The first thing she noticed: There never seemed to be enough people on the clock. Everybody rushed around while automated systems logged the speed of drive-through transactions — ideally, 30 to 40 seconds — and whether surveyed customers rated the baristas likable. Not that she had time to ruminate on her scores — Ms. Torregoza says she and her colleagues could hardly attend to basic hygiene. They often found themselves too frenzied to wipe down tables, clean the bathrooms or follow orders to wash their hands every half-hour, she said.

The Nottingham Starbucks voted to join Starbucks Workers United in June 2022 — and Ms. Torregoza and her colleagues stepped into a world of trouble.

The corporate dirty war that ensued — in Nottingham and at newly unionized Starbucks cafes across the country — draws a sobering picture of employee rights casually crushed and labor laws too weak to help. Starbucks continues to fight and appeal the many labor complaints pending against it and maintains that the company has done nothing wrong.


...

The Nottingham union is “cold” now, Ms. Torregoza recently told me. It’s not one of the Starbucks sites where employees have voted to decertify the union. But turnover in Nottingham has been heavy, she said — about half the staff has left and been replaced over the past year or so — and, as the labor experts warned, union enthusiasm has withered.
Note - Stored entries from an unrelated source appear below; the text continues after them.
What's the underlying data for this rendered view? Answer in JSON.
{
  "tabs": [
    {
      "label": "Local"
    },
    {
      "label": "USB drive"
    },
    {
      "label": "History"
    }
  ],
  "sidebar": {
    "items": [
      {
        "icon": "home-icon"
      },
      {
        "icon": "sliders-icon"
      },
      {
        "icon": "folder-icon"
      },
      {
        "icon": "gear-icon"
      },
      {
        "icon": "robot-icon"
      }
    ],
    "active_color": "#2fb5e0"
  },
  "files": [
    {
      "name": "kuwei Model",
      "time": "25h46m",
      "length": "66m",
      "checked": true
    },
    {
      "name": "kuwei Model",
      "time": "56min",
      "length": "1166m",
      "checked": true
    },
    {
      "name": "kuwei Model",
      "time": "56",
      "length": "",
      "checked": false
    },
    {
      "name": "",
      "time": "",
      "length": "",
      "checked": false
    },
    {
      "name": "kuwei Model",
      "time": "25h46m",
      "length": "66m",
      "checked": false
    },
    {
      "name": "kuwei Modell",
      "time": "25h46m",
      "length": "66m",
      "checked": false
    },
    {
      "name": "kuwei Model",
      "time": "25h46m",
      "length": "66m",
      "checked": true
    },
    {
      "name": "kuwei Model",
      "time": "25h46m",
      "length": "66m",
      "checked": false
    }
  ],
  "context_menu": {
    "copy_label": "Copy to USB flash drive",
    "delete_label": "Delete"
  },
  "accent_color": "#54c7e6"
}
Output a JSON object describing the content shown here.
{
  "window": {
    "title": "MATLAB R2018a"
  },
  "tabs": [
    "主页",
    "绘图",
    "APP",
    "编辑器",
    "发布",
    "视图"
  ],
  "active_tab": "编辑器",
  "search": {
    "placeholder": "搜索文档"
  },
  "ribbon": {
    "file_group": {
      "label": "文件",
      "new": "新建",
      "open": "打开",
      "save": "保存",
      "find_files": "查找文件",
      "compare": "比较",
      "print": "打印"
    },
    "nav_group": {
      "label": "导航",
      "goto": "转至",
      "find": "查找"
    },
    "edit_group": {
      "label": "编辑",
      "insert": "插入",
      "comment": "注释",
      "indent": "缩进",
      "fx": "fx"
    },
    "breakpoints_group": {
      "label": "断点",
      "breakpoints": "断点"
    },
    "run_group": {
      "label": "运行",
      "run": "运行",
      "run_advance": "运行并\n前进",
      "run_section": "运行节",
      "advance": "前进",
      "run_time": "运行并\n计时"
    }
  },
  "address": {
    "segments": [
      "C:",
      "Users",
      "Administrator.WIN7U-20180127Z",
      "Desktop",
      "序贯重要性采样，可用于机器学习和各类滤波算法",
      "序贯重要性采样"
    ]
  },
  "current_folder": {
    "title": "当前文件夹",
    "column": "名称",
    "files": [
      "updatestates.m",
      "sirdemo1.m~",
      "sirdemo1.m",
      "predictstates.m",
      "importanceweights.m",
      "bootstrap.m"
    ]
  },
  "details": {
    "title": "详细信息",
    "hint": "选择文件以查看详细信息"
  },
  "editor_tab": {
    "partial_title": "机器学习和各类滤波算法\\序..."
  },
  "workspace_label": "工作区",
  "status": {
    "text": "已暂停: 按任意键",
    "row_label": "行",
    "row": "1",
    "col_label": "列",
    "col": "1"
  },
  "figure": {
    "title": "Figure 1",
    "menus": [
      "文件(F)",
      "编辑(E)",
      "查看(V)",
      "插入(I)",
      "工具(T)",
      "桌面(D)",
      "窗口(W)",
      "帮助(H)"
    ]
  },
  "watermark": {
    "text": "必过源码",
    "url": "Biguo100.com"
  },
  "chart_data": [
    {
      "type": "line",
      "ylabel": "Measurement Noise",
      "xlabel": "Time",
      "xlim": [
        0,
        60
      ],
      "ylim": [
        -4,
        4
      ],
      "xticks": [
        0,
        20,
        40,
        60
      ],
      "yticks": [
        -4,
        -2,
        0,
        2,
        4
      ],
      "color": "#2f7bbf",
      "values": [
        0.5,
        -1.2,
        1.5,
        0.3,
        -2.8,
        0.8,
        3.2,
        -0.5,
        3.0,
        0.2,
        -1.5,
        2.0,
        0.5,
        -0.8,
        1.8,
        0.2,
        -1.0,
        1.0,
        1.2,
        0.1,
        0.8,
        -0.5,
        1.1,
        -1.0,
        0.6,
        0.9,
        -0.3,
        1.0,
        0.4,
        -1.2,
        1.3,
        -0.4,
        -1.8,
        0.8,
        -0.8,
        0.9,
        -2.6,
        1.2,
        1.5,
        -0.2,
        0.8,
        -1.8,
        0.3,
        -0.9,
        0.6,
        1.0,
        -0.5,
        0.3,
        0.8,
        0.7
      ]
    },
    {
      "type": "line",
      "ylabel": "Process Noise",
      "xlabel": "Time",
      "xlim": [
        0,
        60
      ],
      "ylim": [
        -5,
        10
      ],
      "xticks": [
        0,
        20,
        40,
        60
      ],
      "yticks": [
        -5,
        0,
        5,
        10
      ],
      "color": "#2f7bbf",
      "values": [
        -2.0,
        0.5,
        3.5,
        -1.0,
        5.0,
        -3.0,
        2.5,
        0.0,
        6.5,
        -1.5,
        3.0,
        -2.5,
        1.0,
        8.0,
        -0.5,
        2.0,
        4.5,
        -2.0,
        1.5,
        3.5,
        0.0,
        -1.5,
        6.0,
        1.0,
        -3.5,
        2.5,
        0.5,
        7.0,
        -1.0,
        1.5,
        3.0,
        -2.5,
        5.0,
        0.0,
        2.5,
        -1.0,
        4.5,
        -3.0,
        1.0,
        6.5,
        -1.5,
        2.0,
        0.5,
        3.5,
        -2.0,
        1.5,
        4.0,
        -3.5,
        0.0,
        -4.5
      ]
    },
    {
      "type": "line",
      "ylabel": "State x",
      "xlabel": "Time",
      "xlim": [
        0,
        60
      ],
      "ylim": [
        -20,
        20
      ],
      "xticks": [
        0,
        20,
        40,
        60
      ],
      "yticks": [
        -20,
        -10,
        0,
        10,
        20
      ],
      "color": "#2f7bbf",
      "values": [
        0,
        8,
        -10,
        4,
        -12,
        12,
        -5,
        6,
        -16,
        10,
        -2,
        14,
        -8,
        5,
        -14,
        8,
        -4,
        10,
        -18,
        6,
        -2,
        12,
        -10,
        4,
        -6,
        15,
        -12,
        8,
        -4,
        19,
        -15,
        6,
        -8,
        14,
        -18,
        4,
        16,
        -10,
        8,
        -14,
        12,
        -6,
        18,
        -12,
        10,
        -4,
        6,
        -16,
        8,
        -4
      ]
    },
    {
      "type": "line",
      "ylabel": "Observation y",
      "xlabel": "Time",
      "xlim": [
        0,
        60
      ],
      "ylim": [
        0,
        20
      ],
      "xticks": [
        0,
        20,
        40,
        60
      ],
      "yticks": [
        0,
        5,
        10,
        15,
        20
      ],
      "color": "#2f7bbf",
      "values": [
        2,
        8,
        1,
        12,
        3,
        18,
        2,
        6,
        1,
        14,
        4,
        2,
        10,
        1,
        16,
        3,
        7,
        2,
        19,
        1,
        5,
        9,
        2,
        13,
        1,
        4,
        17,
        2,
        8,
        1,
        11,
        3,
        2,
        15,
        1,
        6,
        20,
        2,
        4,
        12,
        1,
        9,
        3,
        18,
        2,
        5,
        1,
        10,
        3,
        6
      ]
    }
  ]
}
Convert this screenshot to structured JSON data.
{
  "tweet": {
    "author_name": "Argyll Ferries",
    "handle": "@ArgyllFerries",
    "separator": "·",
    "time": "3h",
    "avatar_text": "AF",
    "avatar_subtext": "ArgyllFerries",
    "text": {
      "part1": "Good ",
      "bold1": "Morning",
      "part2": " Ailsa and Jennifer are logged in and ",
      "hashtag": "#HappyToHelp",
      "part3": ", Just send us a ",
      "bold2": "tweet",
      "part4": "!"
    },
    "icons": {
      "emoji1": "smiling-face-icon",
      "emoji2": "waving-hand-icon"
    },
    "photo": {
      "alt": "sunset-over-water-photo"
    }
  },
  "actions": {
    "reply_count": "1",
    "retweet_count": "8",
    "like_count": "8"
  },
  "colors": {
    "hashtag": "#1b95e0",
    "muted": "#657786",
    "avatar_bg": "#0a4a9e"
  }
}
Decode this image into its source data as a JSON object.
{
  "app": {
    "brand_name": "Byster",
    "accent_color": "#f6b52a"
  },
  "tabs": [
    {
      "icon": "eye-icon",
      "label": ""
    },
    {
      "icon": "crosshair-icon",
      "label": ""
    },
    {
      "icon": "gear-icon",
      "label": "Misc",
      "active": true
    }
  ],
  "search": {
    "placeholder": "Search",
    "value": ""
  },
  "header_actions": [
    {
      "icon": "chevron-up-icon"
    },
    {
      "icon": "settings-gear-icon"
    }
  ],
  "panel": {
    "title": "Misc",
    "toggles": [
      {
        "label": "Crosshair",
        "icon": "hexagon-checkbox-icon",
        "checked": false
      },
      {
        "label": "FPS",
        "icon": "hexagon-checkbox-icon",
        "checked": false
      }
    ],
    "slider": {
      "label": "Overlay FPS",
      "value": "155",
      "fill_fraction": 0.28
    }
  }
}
The Nottingham workers never got a chance to bargain (Starbucks claims this is the union’s fault for insisting on Zoom meetings). As the union fervor dies down, Ms. Torregoza says her hours are starting to inch back up again. I suggested that the old status quo might be asserting itself.

“That’s not going to happen as long as I’m around,” Ms. Torregoza said.

But I think it’s possible. Maybe this quiet fading, engineered by a company with time and money to burn, is how the union dies.